Earlier this year a public inquiry was held over an application to designate Smithy Wood, near Chapeltown, as a green, a measure campaigners said would protect the land from damage by 4x4s and motorbikes.

Since the hearings finished, the inspector for the inquiry has been preparing a report which is due before a Sheffield Council licensing committee meeting within the next two months.

The committee has the final say on the village green bid.

Meanwhile developers Extra Motorway Service Area want permission to build a new stop at junction 35 of the M1.

The services would cover 20 acres beside Smithy Wood, to the south-west of the junction, featuring a petrol station, shops, food court, 80-bedroom hotel and parking for more than 600 vehicles.

Currently the proposals - lodged in 2013 - are set to go to a planning committee meeting in October.

The application has proved controversial. Campaigners say irreplaceable wildlife habitats will be lost, and the cause has been picked up by the Wildlife and Woodland Trusts.

Scores of people from across the UK have also objected. It is seen as a test case for the principal of ‘biodiversity offsetting’ - where a developer pledges to plant trees elsewhere as a compensatory gesture.

Protesters hope the service station plan will be put in jeopardy if the wood - said to date back to the 12th century - is declared a village green.

But Jean Howe, chair of Cowley Residents’ Action Group, said the delays were ‘worrying’.
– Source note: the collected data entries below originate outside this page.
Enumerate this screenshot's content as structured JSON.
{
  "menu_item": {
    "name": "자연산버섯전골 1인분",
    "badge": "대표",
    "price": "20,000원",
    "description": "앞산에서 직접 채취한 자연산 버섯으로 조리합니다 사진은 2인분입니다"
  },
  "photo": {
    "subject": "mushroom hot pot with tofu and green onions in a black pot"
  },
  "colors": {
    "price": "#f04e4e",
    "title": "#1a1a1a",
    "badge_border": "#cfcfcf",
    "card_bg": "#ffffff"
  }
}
“It seems they are just trying to find answers to all of the things people have said is wrong with it,” she said.

“It’s taking such a long time, but I’m just hoping they run out of steam.

“We’ve tried very hard to stop an 800-year-old woodland from being wrecked.”

To become a village green, it will need to be proved that a significant number of local people have been able to use the land without permission for at least 20 years.